洞其實并不深,衆人大約走了二,三十步,已碰石壁。而此時洞之左右分為兩岔,各又有一洞相連,衆人查看後發展,兩邊之洞略小,就如普通房間一般大小。而更另人稱奇的是,左邊洞中,石皆赤色,并内無他物。而右邊洞比之左洞略大,但與外面以及另一邊洞皆不同,似一土洞,洞壁以及地面上皆長滿青苔,黴變之氣很重,看來是不好住。于是衆人複又出來,把火把彙集在一起,堆積成火堆,就在主洞中睡下。李弘沖心思比較細,從進洞時就看淩空子神色有異。此時将其拉到一旁詢問,淩空子在李弘沖耳朵邊說了些什麼,就看其臉色略有變化。淩空子此時卻看似輕松,招呼張北壽,以及大生子兩兄弟,幾人靠洞後壁躺下,其他衆人知其幾人感情好,所以也未有疑心。

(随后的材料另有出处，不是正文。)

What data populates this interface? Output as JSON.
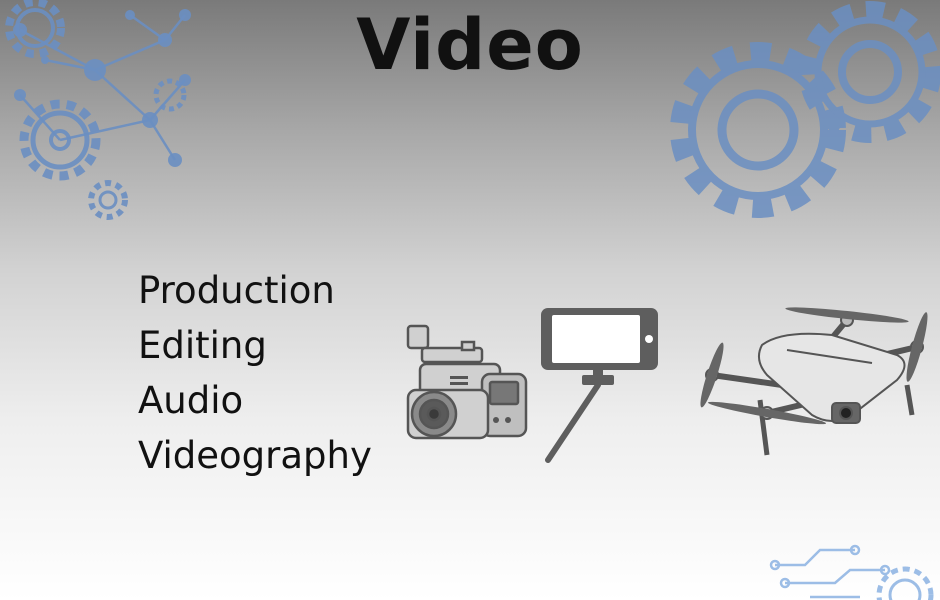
{
  "slide": {
    "title": "Video",
    "topics": [
      "Production",
      "Editing",
      "Audio",
      "Videography"
    ]
  },
  "colors": {
    "gear_blue": "#6b8fc2",
    "circuit_blue": "#9cbde6",
    "text": "#111111"
  },
  "illustrations": [
    "camcorder-icon",
    "selfie-stick-phone-icon",
    "drone-icon"
  ]
}
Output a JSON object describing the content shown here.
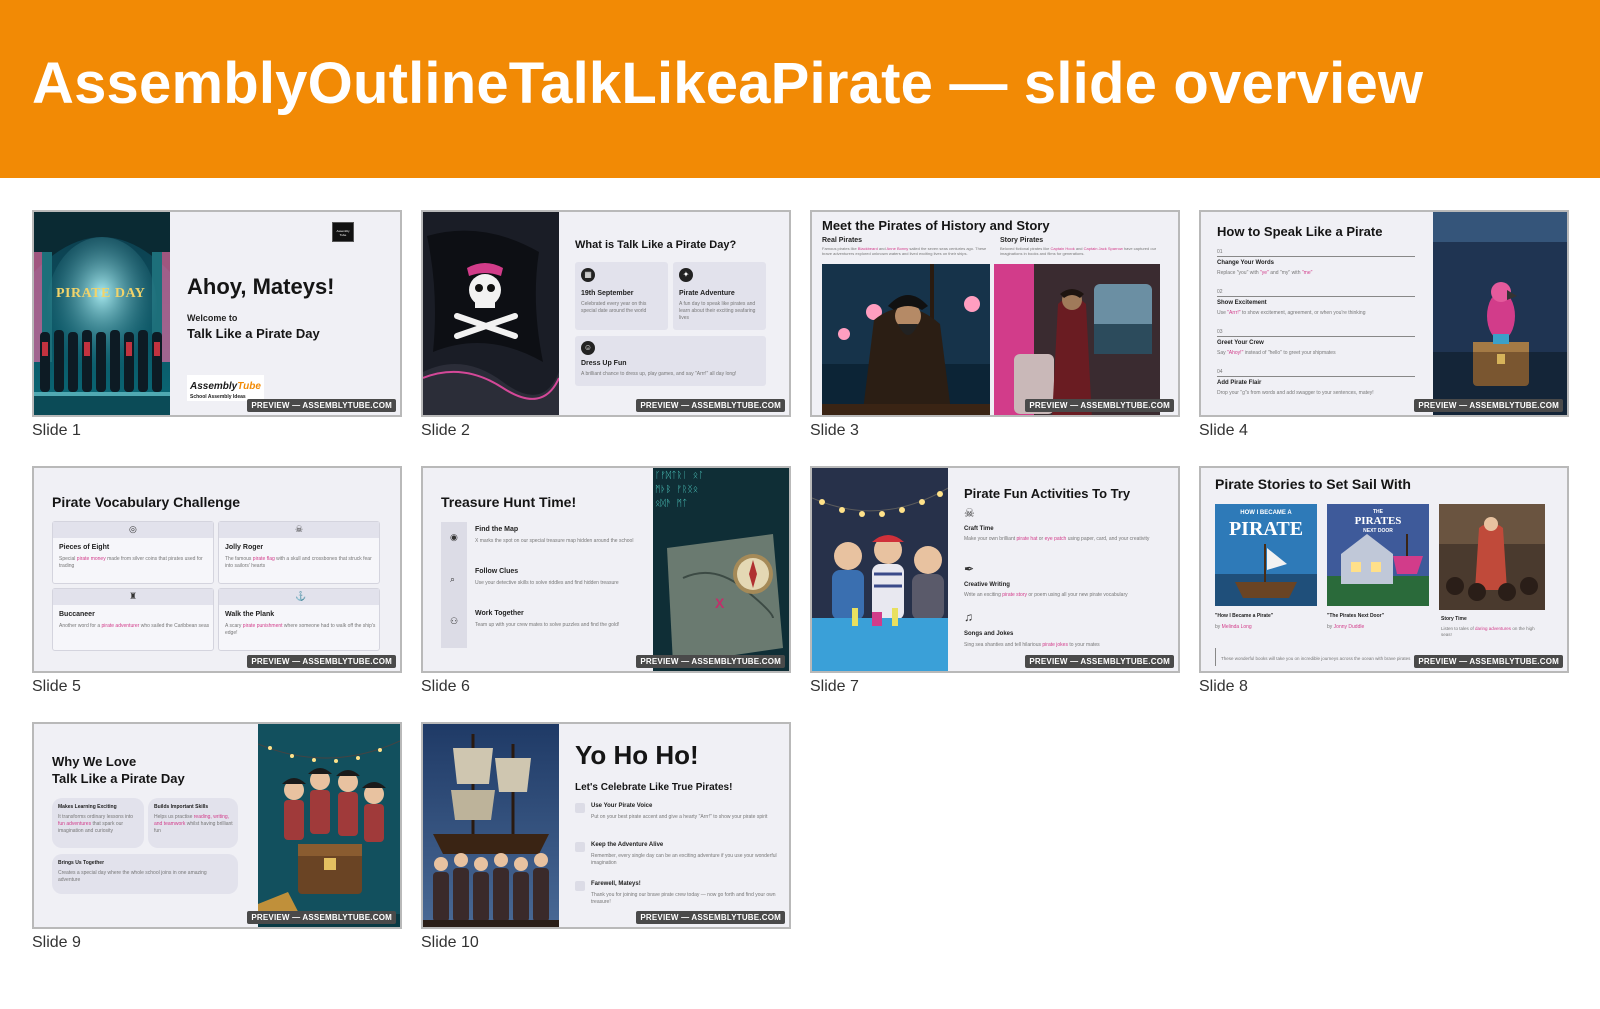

一會功夫,周圍鼾聲四起,衆人疲于奔命跑了這一日,早都困乏不堪了。張北壽,以及姜家兩兄弟困的眼睛都馬上睜不開了,卻被淩空子及李弘沖搖醒,示意他們不要睡覺。三人不知原由,但見李,燕二人,神色不對,似有什麼事會發生,所以雖在迷糊打盹,卻未完全睡實。李,燕二人此時都半閉着雙眼不知在等什麼。就在衆人睡下大約半支香的功夫,洞外開始傳來“嗚!嗚”的聲音,似女人的哭聲,又似風聲,斷斷續續傳入洞中,随即一鎮寒氣息,也從外沖了進來。李,燕二人本是醒着的,不覺得的各了個寒顫,張北壽和姜家兄弟半迷糊但也被這寒氣一激,頓時清醒。四下的其餘衆人,完全睡的很熟,鼾聲繼續此起彼伏。張北壽和姜家兄弟看了看,李,燕二人兩人示意他們不要說話,如他們一般半閉雙眼。雖不明其意思是什麼,但此時三人也沒有多問,依樣靜待。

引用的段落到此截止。